As my boys have grown up, I discover a disturbing amount of traits that I seem to have handed down. When I was surfing the hormonal wave, I was constantly hungry. I ate two Big Macs each time I went to McDonald’s, drank Coca Cola by the bottle, and vacuumed up anything that didn’t have a name on it. My parents called me the human garbage disposal. My son eats everything two handed. Even worse, he grazes in the middle of the night. After his last visit, we pulled a Ben and Jerry’s container and a nacho chip bag from his bed, along with the spills and crumbs. Were I my father, I would get angry. But I am a different man and my son doesn’t spend all that many nights under my roof. To Rourke, I felt affection and pity. I have handed him a set of difficult genes.
In the weeks after my sons were born, I felt them pull me into their lives. “Love” is too gentle and confusing a word for it, although I loved them. They tugged me out of my chair and onto the floor with them; I was drawn into their orbits. Their gravitation pulled on all of me, so that every thing they did touched me. Each time I picked up the little packages, I feared I would break them. Each boy, with their moth breaths and bumpity hearts, was a Waterford glass that I was destined to chip. Absent mindedness, a lack of hand-eye coordination, and a tendency to bump into things are also cards that I carry and that my children have been dealt.
I wanted something else for them. I wanted them to grab some of the grace and athleticism and civility from their mother and graft it onto them. Both boys should play hockey and crush their opponents into the corner. They should catch lacrosse balls on the fly then deliver “heavy” shots to the net. They should eat yogurt and bananas and slip easily into their school desks. My genes had grown heavy over the years, and I wanted them to carry something far lighter.

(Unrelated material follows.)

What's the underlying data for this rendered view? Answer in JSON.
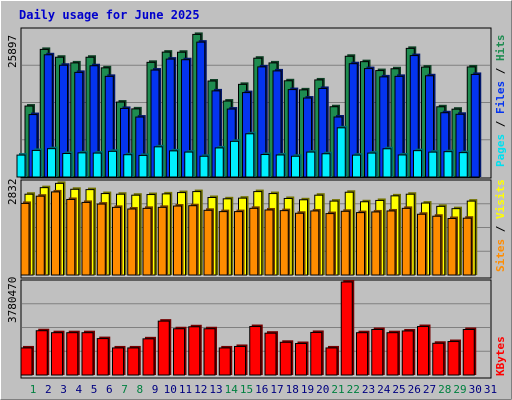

My father had a different view of his own paternity. He kept waiting for his qualities to burst forth. Although I played four years of football, I never became the football star he was. Nor did I ever become the golfer or the skier that he was. I could read and I could argue, but neither one of those put him in the stadium with a button on his lapel and the thrill of his name on the speakers. Instead of the button, he wore disapproval. Yet, he adjusted and drove me to swim team practice. He drank his coffee, ate a donut, and sat outside with us until the pool lights went on and the door unlocked.

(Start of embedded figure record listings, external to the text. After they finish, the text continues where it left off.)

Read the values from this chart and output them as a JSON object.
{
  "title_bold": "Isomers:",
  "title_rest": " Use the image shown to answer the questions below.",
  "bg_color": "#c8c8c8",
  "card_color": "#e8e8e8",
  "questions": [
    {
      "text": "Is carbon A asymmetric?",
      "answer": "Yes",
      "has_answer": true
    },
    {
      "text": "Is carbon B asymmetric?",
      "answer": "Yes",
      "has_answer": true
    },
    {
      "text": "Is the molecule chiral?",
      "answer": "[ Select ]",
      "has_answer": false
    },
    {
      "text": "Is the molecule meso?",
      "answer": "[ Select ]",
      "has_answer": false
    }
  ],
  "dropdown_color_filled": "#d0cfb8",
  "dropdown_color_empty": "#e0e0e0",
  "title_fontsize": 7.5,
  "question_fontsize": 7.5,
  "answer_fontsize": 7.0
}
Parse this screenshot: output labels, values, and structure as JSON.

After twelve years, I still don’t know how to be a father. I don’t know how to plant and nurture the shoots that will make character later on. I am no Huxtable, no Ingalls, not even Homer Simpson. Everything I do seems improvised and embarrassed; someone else would have had a plan and discipline. Instead, I react. Sometimes, the best thing I can do is to sit next to one of them and let him push against me.
Sons rarely become what their fathers intended. Earl Woods may have gotten what he planned for with Tiger, but his success came with many costs. The world knows his son’s name, but not for his character. The other fathers I know, their children move apart yet stay together. Lawyers beget English teachers. Trainers bring forth physical therapists. Musicians create actresses. We all stand atop the trash piles of our parents; we pull the best and get splashed with the worst. As fathers, we let our children stand on us, try to provide a firm base, and hope they can reach higher than we could.

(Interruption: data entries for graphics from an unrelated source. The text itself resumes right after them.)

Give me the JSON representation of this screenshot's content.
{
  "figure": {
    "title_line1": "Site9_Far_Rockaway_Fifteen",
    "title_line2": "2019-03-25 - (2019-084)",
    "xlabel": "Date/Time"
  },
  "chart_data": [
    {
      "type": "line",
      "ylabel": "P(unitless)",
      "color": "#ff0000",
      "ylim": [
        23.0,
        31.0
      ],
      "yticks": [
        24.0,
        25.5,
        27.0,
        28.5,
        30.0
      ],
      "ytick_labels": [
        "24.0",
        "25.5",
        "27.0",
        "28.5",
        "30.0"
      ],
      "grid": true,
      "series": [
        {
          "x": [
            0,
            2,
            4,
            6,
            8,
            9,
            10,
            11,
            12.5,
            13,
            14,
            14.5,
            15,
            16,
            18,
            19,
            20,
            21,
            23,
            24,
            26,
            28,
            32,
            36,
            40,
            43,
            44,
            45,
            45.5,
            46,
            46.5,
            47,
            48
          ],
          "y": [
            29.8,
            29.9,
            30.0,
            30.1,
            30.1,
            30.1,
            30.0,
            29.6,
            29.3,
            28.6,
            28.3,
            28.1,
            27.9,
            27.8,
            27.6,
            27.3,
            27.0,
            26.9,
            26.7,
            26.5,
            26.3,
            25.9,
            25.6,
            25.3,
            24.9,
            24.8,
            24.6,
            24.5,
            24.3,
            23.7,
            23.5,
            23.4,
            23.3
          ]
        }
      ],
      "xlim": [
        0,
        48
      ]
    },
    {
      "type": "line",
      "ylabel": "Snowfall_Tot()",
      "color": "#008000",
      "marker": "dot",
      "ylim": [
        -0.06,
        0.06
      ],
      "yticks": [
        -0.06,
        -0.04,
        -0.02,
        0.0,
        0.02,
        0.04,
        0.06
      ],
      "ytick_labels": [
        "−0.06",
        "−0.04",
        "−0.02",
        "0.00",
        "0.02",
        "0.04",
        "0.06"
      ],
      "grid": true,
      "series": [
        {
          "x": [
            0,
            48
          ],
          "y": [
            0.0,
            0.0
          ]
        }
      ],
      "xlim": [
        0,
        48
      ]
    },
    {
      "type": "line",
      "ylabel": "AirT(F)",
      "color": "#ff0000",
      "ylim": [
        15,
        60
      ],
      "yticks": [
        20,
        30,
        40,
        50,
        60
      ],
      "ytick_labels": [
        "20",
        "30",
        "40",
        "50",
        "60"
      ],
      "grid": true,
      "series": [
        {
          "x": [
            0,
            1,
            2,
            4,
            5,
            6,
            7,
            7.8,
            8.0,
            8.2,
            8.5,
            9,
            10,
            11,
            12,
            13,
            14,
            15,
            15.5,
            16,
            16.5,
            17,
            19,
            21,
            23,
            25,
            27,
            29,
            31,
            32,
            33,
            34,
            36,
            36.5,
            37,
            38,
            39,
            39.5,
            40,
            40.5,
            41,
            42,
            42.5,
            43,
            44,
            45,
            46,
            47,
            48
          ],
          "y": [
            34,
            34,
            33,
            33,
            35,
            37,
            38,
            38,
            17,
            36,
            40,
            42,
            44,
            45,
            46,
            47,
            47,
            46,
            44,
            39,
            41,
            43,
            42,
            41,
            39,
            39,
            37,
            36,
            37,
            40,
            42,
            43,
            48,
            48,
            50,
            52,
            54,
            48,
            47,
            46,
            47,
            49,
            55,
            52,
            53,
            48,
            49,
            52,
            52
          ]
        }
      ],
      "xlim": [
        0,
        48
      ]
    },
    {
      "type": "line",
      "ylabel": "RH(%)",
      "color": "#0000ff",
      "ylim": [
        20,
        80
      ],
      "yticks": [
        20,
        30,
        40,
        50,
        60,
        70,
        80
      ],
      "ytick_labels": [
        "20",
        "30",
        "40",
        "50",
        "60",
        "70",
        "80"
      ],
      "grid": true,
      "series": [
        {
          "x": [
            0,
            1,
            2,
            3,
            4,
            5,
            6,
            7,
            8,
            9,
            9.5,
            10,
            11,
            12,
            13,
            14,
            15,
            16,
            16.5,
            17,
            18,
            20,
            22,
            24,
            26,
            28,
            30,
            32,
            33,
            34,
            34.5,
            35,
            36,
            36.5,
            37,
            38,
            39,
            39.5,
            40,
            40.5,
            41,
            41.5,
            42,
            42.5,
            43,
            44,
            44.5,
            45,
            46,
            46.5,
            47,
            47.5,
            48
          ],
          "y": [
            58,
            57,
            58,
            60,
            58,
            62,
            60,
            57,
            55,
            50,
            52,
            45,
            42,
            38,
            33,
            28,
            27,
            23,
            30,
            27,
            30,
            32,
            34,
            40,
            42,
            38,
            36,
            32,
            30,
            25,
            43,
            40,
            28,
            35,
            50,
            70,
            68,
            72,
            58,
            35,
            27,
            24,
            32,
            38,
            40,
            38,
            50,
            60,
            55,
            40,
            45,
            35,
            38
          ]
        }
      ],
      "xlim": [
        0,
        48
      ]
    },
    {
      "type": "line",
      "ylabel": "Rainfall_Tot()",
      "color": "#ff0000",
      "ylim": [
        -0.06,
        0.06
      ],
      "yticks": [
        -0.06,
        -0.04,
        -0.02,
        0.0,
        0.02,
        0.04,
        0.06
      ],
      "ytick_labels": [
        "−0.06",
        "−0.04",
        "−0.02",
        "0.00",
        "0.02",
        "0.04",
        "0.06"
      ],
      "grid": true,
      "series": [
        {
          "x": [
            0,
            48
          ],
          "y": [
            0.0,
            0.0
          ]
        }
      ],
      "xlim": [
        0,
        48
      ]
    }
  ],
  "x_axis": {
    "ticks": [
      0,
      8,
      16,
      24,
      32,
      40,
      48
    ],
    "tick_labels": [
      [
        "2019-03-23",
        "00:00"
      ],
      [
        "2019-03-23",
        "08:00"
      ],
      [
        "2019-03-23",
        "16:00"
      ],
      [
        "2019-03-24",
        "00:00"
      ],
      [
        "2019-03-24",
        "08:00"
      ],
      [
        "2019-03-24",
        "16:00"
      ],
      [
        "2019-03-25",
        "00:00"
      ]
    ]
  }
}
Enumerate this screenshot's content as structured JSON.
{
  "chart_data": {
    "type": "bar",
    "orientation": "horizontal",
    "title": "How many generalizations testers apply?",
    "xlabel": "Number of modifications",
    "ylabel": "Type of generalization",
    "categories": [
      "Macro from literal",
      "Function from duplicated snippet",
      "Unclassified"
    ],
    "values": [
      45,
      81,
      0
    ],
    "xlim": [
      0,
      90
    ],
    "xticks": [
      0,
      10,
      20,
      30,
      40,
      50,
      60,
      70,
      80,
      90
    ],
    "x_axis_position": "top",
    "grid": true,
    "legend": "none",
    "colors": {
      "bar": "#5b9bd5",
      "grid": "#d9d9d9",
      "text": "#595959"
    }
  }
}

Last week, I sat in the principal’s office with a son who had tossed his English final away, berated the woman giving the test, and stormed out of the room. We sat with his teary mother and listened to the young man rant about disrespect and the inanity of bubble tests. At that moment, he had dirty hair, hungover eyes, basketball shorts that fell below his knees, and a backwards Charlotte Bobcats hat. We eventually meted out our discipline, sent the boy from the room, and consoled the mother. I watched the boy stagger down the hall towards graduation practice, I wondered how do I avoid this?
I don’t know. My boys keep on spinning through the Lego, Skylanders, and Superheros of their youth. I am distant from their world, yet as common and as regular as the moon in the sky. I look down on them from millions of miles and hope that they can look up to me. They have brought me into their orbit, and I slowly revolve around them. Yet, they are pulled and pushed by the tides. As I watch them in the back seat, bouncing off each other, singing Wierd Al, and spilling their milk. How much does the moon know about his tides?